Introduction
Le marché de l’emploi est saturé, pourtant la demande demeure en hausse. Les critères de sélection deviennent alors pointus. Les entreprises mettent l’expérience au centre des recrutements ; les jeunes diplômés se retrouvent alors dans un dilemme. Comment décrocher son premier emploi quand les offres de stage s’amenuissent ? L’expérience professionnelle est-elle source de compétences réelles ? Comment promouvoir la compétence des jeunes diplômés sans expériences professionnelles ?
Les stages, moyens d’acquisition d’expériences
La mise en pratique des connaissances abstraites se révèle essentielle pour les jeunes diplômés aux têtes bien pleines. Mais, face à cette évidence se heurte la problématique des stages en Afrique. En effet, c’est triste de le rappeler, car ne bénéficie de stages qui veut, mais souvent, qui connait l’entreprise. Il est alors difficile pour plusieurs étudiants de bénéficier de stage adéquat. Pourtant, les stages permettent de bénéficier d’expériences professionnelles ; atout inconditionnel pour décrocher un futur emploi. Cet état de fait se croche avec le peu de collaboration du duo grandes écoles-entreprises. Cela handicape le processus de conquête de stage. Le nombre dérisoire des entreprises et la qualité d’encadrement des stagiaires dans plusieurs entreprises viennent compliquer la problématique. Mais, l’expérience professionnelle tant prétendue par les recruteurs est-elle un puissant moyen d’évaluation des compétences ?
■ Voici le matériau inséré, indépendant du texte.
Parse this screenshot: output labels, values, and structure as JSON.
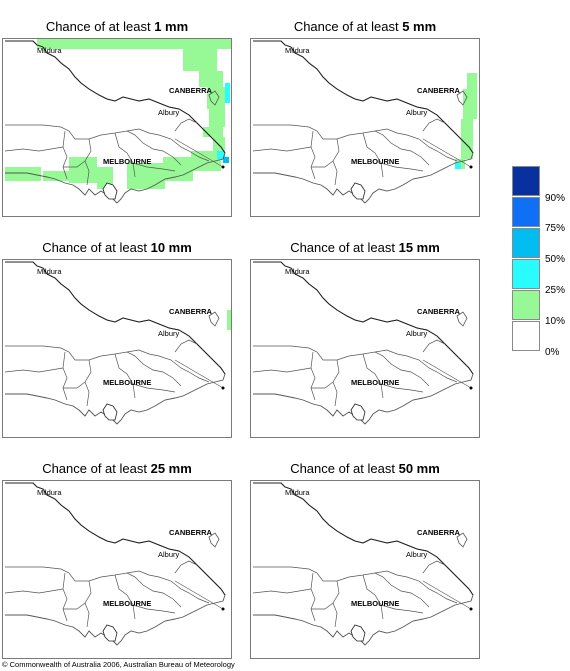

L’expérience professionnelle source d’aptitudes réelles ?
La compétence est capitale dans la réussite des activités socio-professionnelles. Il est essentiel d’en accumuler pour se faire une place au soleil. Les stages souvent y participent, mais quel stage ? Il est à remarquer malheureusement que les stages ne donnent souvent pas les ressources intellectuelles nécessaires pour le futur emploi. En effet, l’encadrement des stagiaires sous nos cieux laisse à désirer. Le stagiaire se voit souvent confier des tâches n’ayant aucun lien avec ses attributions ; dans ces conditions, il n’apprend absolument rien. Ainsi, la mise en pratique des compétences acquises se fait souvent lors du premier emploi. Fort heureusement, plusieurs excellent dans leurs domaines sans une solide expérience. De là, il devient captivant de remarquer que la capacité productrice du travailleur ne saurait se mesurer du haut de ses dix années d’expériences, mais de son engagement ; sa capacité à se surpasser. Alors, il n’est pas anodin d’affirmer qu’une forte expérience professionnelle n’est point synonyme d’excellence.
Comment promouvoir la compétence des jeunes diplômés sans expériences professionnelles ?
Les jeunes diplômés ont des difficultés pour intégrer les entreprises voire organismes internationaux du fait de la barrière « expérience professionnelle ». Il sied de réfléchir sur la question afin de favoriser l’intégration de ces derniers qui ont du savoir à faire valoir. L’une des fortes mesures est de privilégier les débutants dans les recrutements stratégiques. En effet, offrir de l’emploi à un diplômé sans expériences professionnelles c’est souvent favoriser d’excellents résultats, car il se surpasse toujours. Aussi, L’Etat doit réformer les concours directs en favorisant dans certains domaines la pratique avant les renforcements des capacités puis l’intégration. Enfin, le ciblage des potentiels entrepreneurs depuis les grandes écoles et leur accompagnement pour la mise sur pied de leurs entreprises est une nécessité pour la promotion de l’esprit entrepreneurial.
Conclusion
Les offres de stage s’amenuisent. Décrocher un emploi sans expériences devient donc périlleux. Cependant, plusieurs jeunes ont fait preuve de compétences dans des environnements plutôt hostiles. Il est indispensable d’offrir une chance aux « sans expériences », de revoir la forme des recrutements et la promotion de l’entrepreneuriat déjà au niveau des universités.